Annecim hep sen mi yazacaksın, hep sen mi beni anlatacaksın. Biraz da ben seni anlatayım. Geçenlerde yine oturttun beni ve biberonumu verdin ağzıma. Annecim elimle tutmaya çalışıyorum ama senin bana verdiğin biberonda hem cam hem ağır, kaldıramıyorum ki onu ben daha. Halbuki küçük su bardağım var ya onun gibi olsa sütümü de suyum gibi kendim içerim artık. Ama sen bana biberonumu vermeye devam et çünkü ben biberon hastasıyım biliyorsun.
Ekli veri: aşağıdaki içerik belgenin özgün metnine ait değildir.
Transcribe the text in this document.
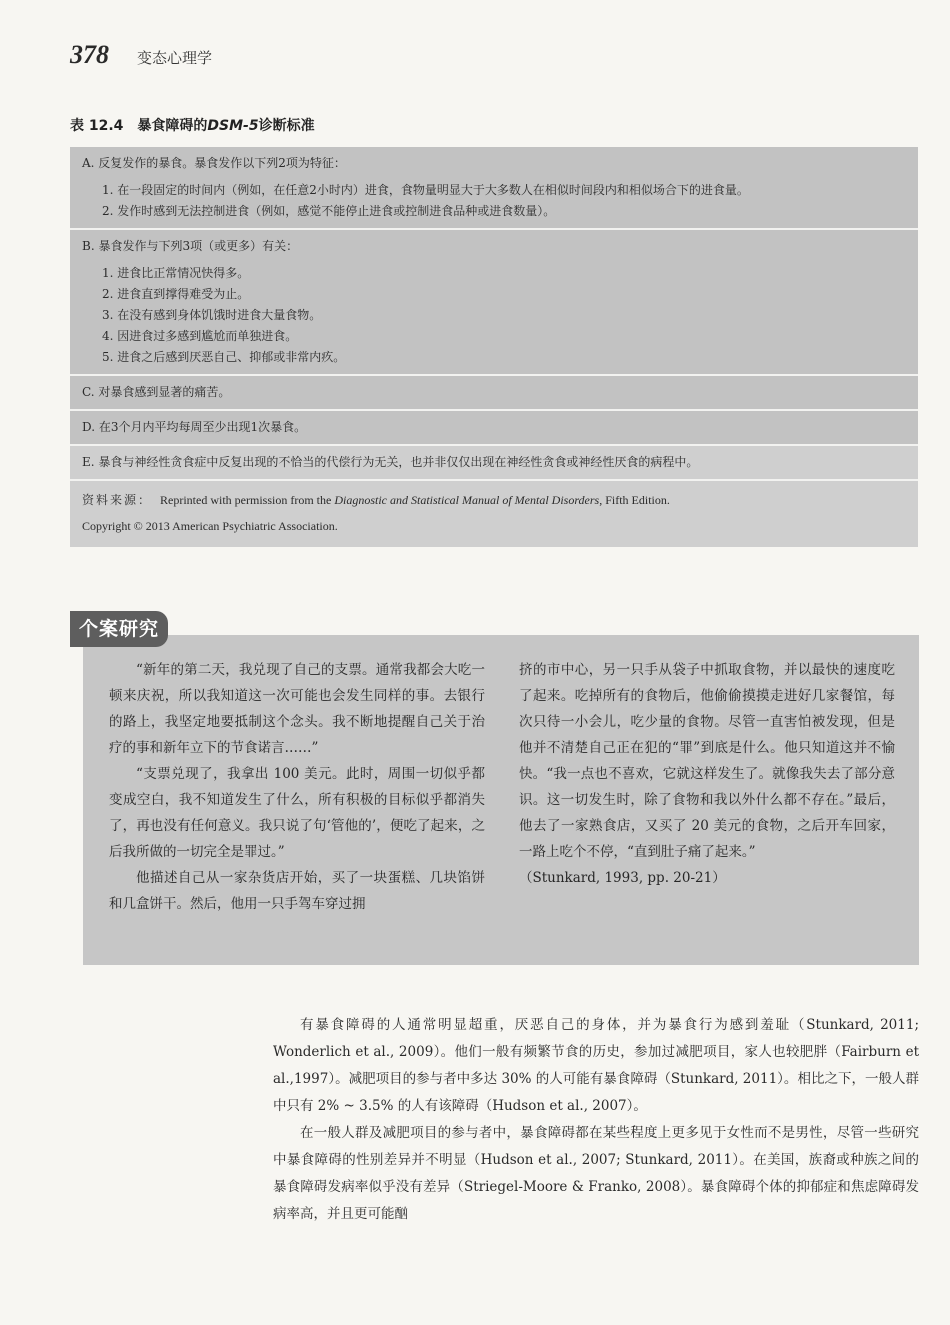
378 变态心理学
表 12.4 暴食障碍的DSM-5诊断标准
A. 反复发作的暴食。暴食发作以下列2项为特征：
1. 在一段固定的时间内（例如，在任意2小时内）进食，食物量明显大于大多数人在相似时间段内和相似场合下的进食量。
2. 发作时感到无法控制进食（例如，感觉不能停止进食或控制进食品种或进食数量）。
B. 暴食发作与下列3项（或更多）有关：
1. 进食比正常情况快得多。
2. 进食直到撑得难受为止。
3. 在没有感到身体饥饿时进食大量食物。
4. 因进食过多感到尴尬而单独进食。
5. 进食之后感到厌恶自己、抑郁或非常内疚。
C. 对暴食感到显著的痛苦。
D. 在3个月内平均每周至少出现1次暴食。
E. 暴食与神经性贪食症中反复出现的不恰当的代偿行为无关，也并非仅仅出现在神经性贪食或神经性厌食的病程中。
资料来源： Reprinted with permission from the Diagnostic and Statistical Manual of Mental Disorders, Fifth Edition.
Copyright © 2013 American Psychiatric Association.
个案研究

“新年的第二天，我兑现了自己的支票。通常我都会大吃一顿来庆祝，所以我知道这一次可能也会发生同样的事。去银行的路上，我坚定地要抵制这个念头。我不断地提醒自己关于治疗的事和新年立下的节食诺言……”

“支票兑现了，我拿出 100 美元。此时，周围一切似乎都变成空白，我不知道发生了什么，所有积极的目标似乎都消失了，再也没有任何意义。我只说了句‘管他的’，便吃了起来，之后我所做的一切完全是罪过。”

他描述自己从一家杂货店开始，买了一块蛋糕、几块馅饼和几盒饼干。然后，他用一只手驾车穿过拥

挤的市中心，另一只手从袋子中抓取食物，并以最快的速度吃了起来。吃掉所有的食物后，他偷偷摸摸走进好几家餐馆，每次只待一小会儿，吃少量的食物。尽管一直害怕被发现，但是他并不清楚自己正在犯的“罪”到底是什么。他只知道这并不愉快。“我一点也不喜欢，它就这样发生了。就像我失去了部分意识。这一切发生时，除了食物和我以外什么都不存在。”最后，他去了一家熟食店，又买了 20 美元的食物，之后开车回家，一路上吃个不停，“直到肚子痛了起来。”

（Stunkard, 1993, pp. 20-21）

有暴食障碍的人通常明显超重，厌恶自己的身体，并为暴食行为感到羞耻（Stunkard, 2011; Wonderlich et al., 2009）。他们一般有频繁节食的历史，参加过减肥项目，家人也较肥胖（Fairburn et al.,1997）。减肥项目的参与者中多达 30% 的人可能有暴食障碍（Stunkard, 2011）。相比之下，一般人群中只有 2% ~ 3.5% 的人有该障碍（Hudson et al., 2007）。

在一般人群及减肥项目的参与者中，暴食障碍都在某些程度上更多见于女性而不是男性，尽管一些研究中暴食障碍的性别差异并不明显（Hudson et al., 2007; Stunkard, 2011）。在美国，族裔或种族之间的暴食障碍发病率似乎没有差异（Striegel-Moore & Franko, 2008）。暴食障碍个体的抑郁症和焦虑障碍发病率高，并且更可能酗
Neyse işte dağıttım konuyu yine senin gibi. Biberonumu ağzıma verdin ve ben yarısına gelmiştim ki elimle biberonu itip kahkaha attım. Beni öyle görünce sende kahkaha attın. İşte ben de dedim ki, annem çok sevdi en iyisi ben bunu hep yapayım. Sen biberonu getirirken, içecekmiş gibi ağzımı açıyorum ver diye sonra elimle itip gülüyorum. Bu oyun çok eğlenceli son iki gündür bunu hep yapıyorum. Ama sen sevmedin bu oyunu galiba artık hiç gülmüyorsun. İlk güldüğüne de pişman oldun galiba, yemeğimi yemek yerine oyun yapıyorum diye kızıyor musun bana. Sen bana kızmazsın kiJ Kusura bakma ama hiç disiplin yapamıyorsun, yemiyorum o ciddi duran hallerini, kızgın bakmaya çalışırken bile gözlerin parlıyor bana. Ben daha çok oyun bulurum böyle kendime ama artık bırakmalıyım dimi bu oyunu. Özellikle elimi tutuyorsun artık biberonu itmeyim diye. Bazen özellikle babama veriyorsun biberonu, al sen yedir bu cadı benimle oyun oynuyor diyorsun. Anlamaz mıyım anlıyorum ben hepsini. O da ciddi durup, yüzüme hiç bakmıyor içerken çünkü biliyor ki baktığı an ona da aynı şeyleri yapacağım.
Canım annem sana gülüyorum, seninle oynuyorum, yalnız olduğumuz zamanlarda sen hep yanımda ol diye sen yanımdan uzaklaşır uzaklaşmaz ağlıyorum çünkü seni çok seviyorum.